Classic Album Review : Khanate (2001)
Music is not supposed to be competitive. It was originally meant to uplift the soul, celebrate the divine and whatnot. But let’s not kid ourselves: metal is a thoroughly competitive musical genre. For example, doom metal bands are competing for who can play the slowest and be the most ridiculously depressing. But that title’s been long won already. Defunct American drone doom band Khanate’s self-titled debut album is the doomiest piece of doom metal I’ve ever heard. It turned 17 this week, so let’s celebrate this game changer in the world of soul crushing music.
Khanate (the album) consists in five wildly unpredictable songs that have little to no structure. They have no verses, choruses or recognizable solos. Nothing for your mind to hold on to and feel comfortable. It’s like wandering inside a decaying mental hospital with your eyes blindfolded, without knowing if the voices you hear are real of not. The songs range from three to eighteen minutes long and often collapse and spin in different directions like an unstable mind. All there is to Khanate that feels conventional is that its five songs each have a beginning and an ending. Otherwise, there’s nothing for you to take for granted.
The first standout trait of this album of the physical aspect of the performance. Khanate is great, but it takes its toll on you. Legendary guitarist Stephen O’Malley (who wasn’t quite legendary yet then) spearheads the efforts with long, colossal guitar riffs that collapse as soon as you start feeling comfortable with the songs. Perhaps my favorite O’Malley stunt on this record is on Skin Coat, just as the song seems to reach an emotional climax.

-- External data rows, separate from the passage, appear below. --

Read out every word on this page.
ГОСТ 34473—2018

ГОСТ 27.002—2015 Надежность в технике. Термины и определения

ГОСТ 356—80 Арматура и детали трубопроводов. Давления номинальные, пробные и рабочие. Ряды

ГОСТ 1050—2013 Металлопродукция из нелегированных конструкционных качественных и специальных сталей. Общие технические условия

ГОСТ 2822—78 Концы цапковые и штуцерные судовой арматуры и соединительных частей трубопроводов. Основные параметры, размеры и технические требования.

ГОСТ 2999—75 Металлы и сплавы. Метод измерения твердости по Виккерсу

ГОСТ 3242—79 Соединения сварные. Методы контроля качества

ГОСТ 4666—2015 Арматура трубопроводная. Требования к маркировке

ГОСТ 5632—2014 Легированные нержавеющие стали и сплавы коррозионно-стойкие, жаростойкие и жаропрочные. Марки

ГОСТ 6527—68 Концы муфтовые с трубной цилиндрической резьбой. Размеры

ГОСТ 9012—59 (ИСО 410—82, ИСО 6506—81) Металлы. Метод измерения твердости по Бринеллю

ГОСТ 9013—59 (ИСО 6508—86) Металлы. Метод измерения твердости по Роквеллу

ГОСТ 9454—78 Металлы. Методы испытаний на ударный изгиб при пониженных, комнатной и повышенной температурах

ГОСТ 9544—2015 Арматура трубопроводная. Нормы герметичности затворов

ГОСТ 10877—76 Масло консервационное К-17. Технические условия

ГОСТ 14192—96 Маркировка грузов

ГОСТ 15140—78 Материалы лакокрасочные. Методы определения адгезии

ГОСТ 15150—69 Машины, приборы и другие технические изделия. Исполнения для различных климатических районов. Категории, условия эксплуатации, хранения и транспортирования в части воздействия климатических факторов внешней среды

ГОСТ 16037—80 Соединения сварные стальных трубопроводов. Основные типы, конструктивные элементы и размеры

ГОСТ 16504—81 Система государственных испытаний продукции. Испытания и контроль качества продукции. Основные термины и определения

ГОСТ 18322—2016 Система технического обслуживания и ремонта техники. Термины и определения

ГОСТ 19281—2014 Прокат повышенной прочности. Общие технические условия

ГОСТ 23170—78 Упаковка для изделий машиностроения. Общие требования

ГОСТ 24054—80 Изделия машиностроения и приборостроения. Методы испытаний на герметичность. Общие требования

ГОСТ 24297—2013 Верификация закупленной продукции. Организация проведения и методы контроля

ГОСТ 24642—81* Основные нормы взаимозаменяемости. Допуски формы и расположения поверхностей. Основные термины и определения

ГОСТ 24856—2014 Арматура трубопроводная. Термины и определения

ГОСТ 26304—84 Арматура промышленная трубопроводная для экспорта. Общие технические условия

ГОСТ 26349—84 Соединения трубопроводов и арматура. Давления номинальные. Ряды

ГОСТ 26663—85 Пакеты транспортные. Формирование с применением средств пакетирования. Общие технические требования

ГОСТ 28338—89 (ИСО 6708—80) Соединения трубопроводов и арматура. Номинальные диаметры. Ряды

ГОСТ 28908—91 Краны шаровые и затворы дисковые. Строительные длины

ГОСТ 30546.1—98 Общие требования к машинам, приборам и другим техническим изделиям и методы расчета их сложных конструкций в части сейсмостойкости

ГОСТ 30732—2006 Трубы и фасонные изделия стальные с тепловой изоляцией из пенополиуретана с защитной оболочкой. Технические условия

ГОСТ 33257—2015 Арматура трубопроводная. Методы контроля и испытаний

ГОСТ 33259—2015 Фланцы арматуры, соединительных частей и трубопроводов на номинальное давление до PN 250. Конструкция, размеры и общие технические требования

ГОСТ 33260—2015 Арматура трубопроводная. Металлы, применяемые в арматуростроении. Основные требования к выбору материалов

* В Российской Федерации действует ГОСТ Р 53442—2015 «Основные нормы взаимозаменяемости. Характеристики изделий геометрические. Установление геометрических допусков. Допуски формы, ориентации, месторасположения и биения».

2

Out of nowhere, it turns into a distorted, almost wet sounding guitar interlude that’ll lead frontman Alan Dubin into his “I wear a human shield” mantra. It’s so fucking disquieting to have a song devolve into almost silence like that and become more intense anyway.
Another aspect of what makes Khanate such a crippling physical experience is the complementary work of Alan Dubin and drummer Tim Wyskida, who pounds away alongside every shrieks like he’s to hammer them into your soul. It’s vital to the album’s insane atmosphere. Dubin and Wyskida are almost one and the same on songs like Pieces of Quiet, Skin Coat and Under the Rotting Sky. That’s another counterintuitive technique used by Khanate in order to fuck with your mind. Usually, bass and drums work together to create rhythm, but not here. Bassist James Plotkin is working alongside Stephen O’Malley so seamlessly, you sometimes wonder which one is which in all that distortion.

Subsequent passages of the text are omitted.